Venezuelan bonds have rallied sharply over the past week as the country’s opposition has mounted a renewed legislative challenge to President Nicolas Maduro, whose second term in office started this month and has been widely dubbed as illegitimate.
The opposition-run congress on Tuesday declared Maduro a usurper, and the United States and numerous Latin American governments have called the legislature the country’s only legitimate institution.
The country’s bonds are nearly all in default as Venezuela’s hyperinflationary economy spirals downward and investors see little chance of a debt restructuring under Maduro, whose government is under sanctions by the United States.

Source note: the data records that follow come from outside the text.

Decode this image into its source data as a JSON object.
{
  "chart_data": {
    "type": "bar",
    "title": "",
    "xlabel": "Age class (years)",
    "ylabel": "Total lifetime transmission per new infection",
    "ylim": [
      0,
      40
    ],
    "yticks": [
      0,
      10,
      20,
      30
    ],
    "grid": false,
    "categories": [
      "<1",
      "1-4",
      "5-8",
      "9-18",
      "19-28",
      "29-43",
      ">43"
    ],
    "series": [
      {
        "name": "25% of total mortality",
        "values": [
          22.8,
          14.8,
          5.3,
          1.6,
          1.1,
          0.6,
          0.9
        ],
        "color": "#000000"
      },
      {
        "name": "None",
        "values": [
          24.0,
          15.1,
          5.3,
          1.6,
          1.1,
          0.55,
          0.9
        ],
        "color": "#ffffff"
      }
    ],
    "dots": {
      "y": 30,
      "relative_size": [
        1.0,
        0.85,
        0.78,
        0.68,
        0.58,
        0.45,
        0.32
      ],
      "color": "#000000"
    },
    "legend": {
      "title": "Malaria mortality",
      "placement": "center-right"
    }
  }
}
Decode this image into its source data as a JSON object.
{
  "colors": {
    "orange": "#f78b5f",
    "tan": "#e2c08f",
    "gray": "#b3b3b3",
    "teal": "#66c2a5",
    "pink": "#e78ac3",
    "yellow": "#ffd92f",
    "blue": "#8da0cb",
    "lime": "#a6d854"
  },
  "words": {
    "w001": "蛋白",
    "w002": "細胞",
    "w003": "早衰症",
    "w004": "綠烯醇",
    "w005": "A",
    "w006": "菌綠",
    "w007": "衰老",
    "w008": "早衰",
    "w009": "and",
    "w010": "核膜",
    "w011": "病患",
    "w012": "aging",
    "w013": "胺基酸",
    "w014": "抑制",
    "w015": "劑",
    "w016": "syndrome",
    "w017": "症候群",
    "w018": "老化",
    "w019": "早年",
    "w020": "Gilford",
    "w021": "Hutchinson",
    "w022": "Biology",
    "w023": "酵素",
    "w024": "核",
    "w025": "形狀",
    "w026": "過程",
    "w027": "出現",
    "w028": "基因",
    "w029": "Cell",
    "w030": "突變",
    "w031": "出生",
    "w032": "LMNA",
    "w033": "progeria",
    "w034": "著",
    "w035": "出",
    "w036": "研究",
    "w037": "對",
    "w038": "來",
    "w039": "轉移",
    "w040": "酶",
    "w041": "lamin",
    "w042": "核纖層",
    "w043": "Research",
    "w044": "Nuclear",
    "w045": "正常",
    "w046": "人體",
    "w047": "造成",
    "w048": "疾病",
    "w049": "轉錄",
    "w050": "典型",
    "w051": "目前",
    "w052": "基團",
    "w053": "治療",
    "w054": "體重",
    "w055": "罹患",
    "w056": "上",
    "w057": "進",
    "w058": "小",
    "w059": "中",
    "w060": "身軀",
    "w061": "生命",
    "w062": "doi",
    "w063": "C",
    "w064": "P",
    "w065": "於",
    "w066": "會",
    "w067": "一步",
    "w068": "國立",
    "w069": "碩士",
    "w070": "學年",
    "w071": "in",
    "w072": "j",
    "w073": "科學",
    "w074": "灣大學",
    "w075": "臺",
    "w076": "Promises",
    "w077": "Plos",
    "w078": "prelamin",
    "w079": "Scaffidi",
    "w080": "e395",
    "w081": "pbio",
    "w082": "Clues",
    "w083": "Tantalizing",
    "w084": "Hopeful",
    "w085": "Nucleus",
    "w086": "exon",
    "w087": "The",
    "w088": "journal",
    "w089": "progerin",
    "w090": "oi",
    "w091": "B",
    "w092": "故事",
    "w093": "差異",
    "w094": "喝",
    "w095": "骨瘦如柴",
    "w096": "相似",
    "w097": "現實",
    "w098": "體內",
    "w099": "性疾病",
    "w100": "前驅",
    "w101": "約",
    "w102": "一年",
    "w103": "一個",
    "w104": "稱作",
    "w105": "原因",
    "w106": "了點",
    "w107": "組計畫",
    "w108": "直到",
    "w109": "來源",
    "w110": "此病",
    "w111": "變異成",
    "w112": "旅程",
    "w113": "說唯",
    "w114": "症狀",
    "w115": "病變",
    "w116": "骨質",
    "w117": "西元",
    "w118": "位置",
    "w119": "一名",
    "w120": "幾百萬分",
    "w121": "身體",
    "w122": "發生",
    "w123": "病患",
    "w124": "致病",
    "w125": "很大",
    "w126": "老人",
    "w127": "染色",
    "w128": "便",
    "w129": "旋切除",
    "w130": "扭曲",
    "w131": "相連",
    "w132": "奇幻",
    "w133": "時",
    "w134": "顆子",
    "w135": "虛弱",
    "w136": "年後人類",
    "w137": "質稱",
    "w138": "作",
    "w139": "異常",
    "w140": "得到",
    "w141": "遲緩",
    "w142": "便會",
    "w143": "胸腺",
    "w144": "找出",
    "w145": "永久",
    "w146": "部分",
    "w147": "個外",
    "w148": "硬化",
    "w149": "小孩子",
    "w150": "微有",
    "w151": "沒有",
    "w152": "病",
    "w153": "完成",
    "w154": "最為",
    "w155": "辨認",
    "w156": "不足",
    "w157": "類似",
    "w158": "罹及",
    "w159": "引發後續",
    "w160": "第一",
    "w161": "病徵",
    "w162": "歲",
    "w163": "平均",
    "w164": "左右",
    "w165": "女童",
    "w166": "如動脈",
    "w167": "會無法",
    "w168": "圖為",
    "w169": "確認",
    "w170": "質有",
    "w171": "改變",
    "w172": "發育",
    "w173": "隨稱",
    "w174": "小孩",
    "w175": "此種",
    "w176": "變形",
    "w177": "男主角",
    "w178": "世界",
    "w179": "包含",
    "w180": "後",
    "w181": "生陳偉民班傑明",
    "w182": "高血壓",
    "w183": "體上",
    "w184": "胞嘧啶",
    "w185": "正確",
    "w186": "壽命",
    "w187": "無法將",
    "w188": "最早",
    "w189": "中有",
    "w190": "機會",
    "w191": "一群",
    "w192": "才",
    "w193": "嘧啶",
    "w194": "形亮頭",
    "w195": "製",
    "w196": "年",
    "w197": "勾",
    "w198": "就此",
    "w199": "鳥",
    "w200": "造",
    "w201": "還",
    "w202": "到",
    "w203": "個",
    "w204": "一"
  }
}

Venezuela’s benchmark 2027 bond is trading at a more than five-month high of 28 cents on the dollar, rising from under 23 cents just over a week ago for a paper return of over 20 percent. The state oil company Petroleos de Venezuela Feb 2022 bond is also a near five-month high of 24.5 cents.
“There are some signs of defections and some news reports of the U.S. mulling over intensifying sanctions … all of that is adding to a renewed possibility of change in regime combined with very depressed prices,” said Shamaila Khan, director of emerging market debt at AllianceBernstein in New York.
AB’s EM Debt portfolio owned Venezuela’s 2027 bond as of a September 2018 filing.
“There has been speculation in the past and right now that’s all it is, speculation,” she said, on the possibility of a change in the government.
The combative 35-year-old Juan Guaido, the new leader of the congress, has said he is willing to assume the presidency to replace Maduro due to accusations of fraud in last year’s election. Advisers to U.S. President Donald Trump are considering recognizing Guaido as the country’s legitimate leader, sources have said.
To be sure, an investor in Venezuela who asked not to be identified said because of low prices and exceptionally thin trading volumes “any fund that decides to make a speculative purchase will move the market.”
Prices could also be benefiting from a double-digit percentage rise in oil prices so far this year.
Maduro’s government and state-owned companies owe some $8 billion in unpaid interest and principal amid the collapse of the country’s once-wealthy socialist economy.
A group of creditors has demanded payment on a $1.5 billion Venezuelan bond that is in default, kicking off a long-awaited showdown between debt holders and the crisis-wracked OPEC nation.
Maduro says the government is victim of an “economic war” led by opposition adversaries.